Hi,
I try to use OpenACC to port a fortran 90 code to GPU. The code uses very complex data construction. A typical do-loop likes
!$acc data copy(tmp(:,:,:)) copyin(var(1:ni,1:nj,1:nk), el%metric%detJ(1:ni,1:nj,1:nk))
!$ACC PARALLEL LOOP
do k=1,nk
do j=1,nj
do i=1,ni
tmp(i,j,k) = var(i,j,k)*el%metric%detJ(i,j,k)
enddo
enddo
enddo
!$acc end data
where variables"tmp", “var”, and el%metric%detJ(1:ni,1:nj,1:nk) like
real(kind=dp), allocatable, dimension(:,:,:) :: tmp, var
real(kind=dp), allocatable, dimension(:,:,:) :: detJ
When use the PGI v18.10.0 to compile the code, I got some messages likes
1546, Generating copyin(el%metric%detj(1:ni,1:nj,1:nk),var(:ni,:nj,:nk))
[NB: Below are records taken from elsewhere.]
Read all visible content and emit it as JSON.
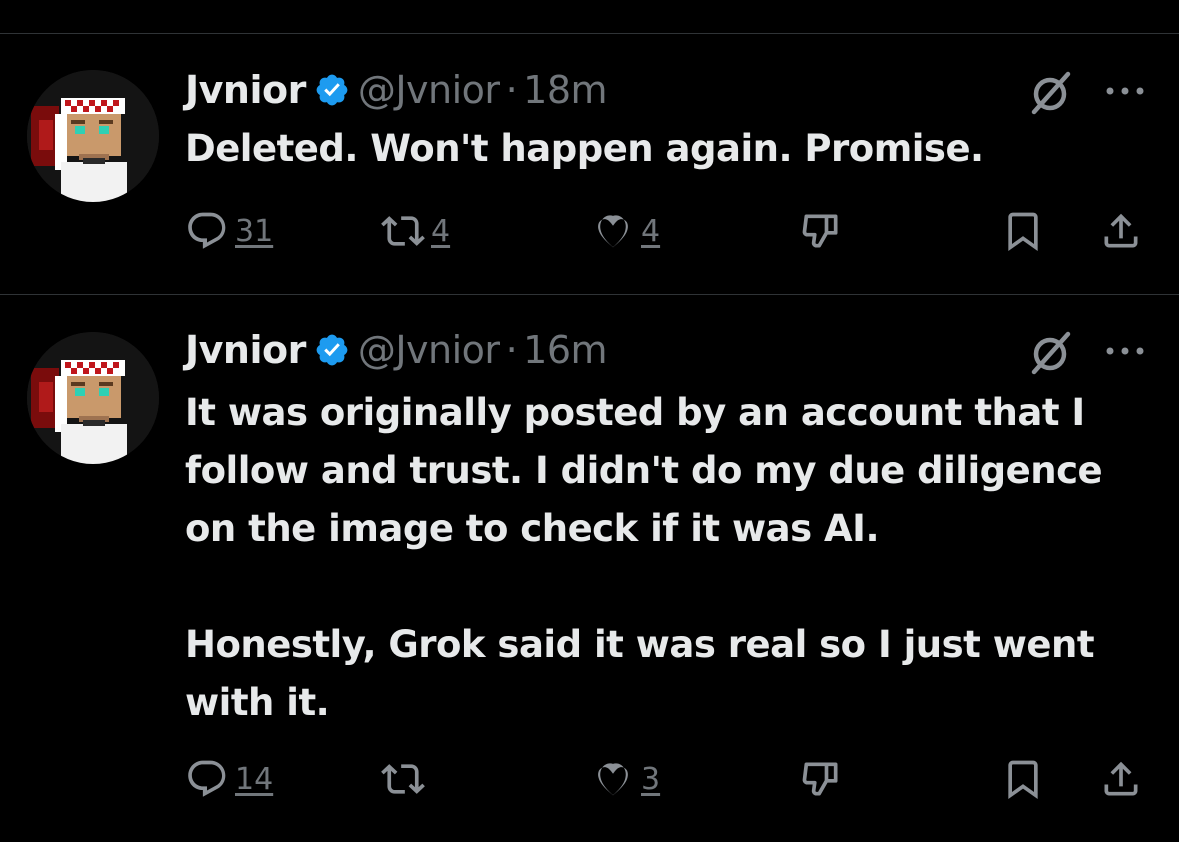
{
  "colors": {
    "background": "#000000",
    "text": "#e7e9ea",
    "muted": "#71767b",
    "verified": "#1d9bf0",
    "divider": "#2f3336"
  },
  "tweets": [
    {
      "author": "Jvnior",
      "handle": "@Jvnior",
      "separator": "·",
      "time": "18m",
      "paragraphs": [
        "Deleted. Won't happen again. Promise."
      ],
      "replies": "31",
      "reposts": "4",
      "likes": "4",
      "icons": [
        "verified-badge-icon",
        "grok-icon",
        "more-icon",
        "reply-icon",
        "repost-icon",
        "like-icon",
        "dislike-icon",
        "bookmark-icon",
        "share-icon"
      ]
    },
    {
      "author": "Jvnior",
      "handle": "@Jvnior",
      "separator": "·",
      "time": "16m",
      "paragraphs": [
        "It was originally posted by an account that I follow and trust. I didn't do my due diligence on the image to check if it was AI.",
        "Honestly, Grok said it was real so I just went with it."
      ],
      "replies": "14",
      "reposts": "",
      "likes": "3",
      "icons": [
        "verified-badge-icon",
        "grok-icon",
        "more-icon",
        "reply-icon",
        "repost-icon",
        "like-icon",
        "dislike-icon",
        "bookmark-icon",
        "share-icon"
      ]
    }
  ]
}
Generating copy(tmp(1:ni,1:nj,1:nk))
1547, Accelerator kernel generated
Generating Tesla code
1548, !$acc loop gang ! blockidx%x
1549, !$acc loop seq
1550, !$acc loop vector(128) ! threadidx%x
1547, Generating implicit copy(el)
1549, Loop is parallelizable
1550, Loop is parallelizable
and it crashed when run it on a P100 node with following error
1546: data region reached 1 time
1546: data copyin transfers: 5
device time(us): total=57 max=19 min=4 avg=11
1547: data region reached 1 time
1547: data copyin transfers: 2
device time(us): total=11 max=7 min=4 avg=5
1547: compute region reached 1 time
1547: kernel launched 1 time
grid: [1] block: [128]
device time(us): total=0 max=0 min=0 avg=0
call to cuMemFreeHost returned error 700: Illegal address during kernel execution
Is the error due to the data type of “el”? Why does the compiler
Generating implicit copy(el)
?
…
type(compElement),intent(inout),target :: el
…
Thanks for help!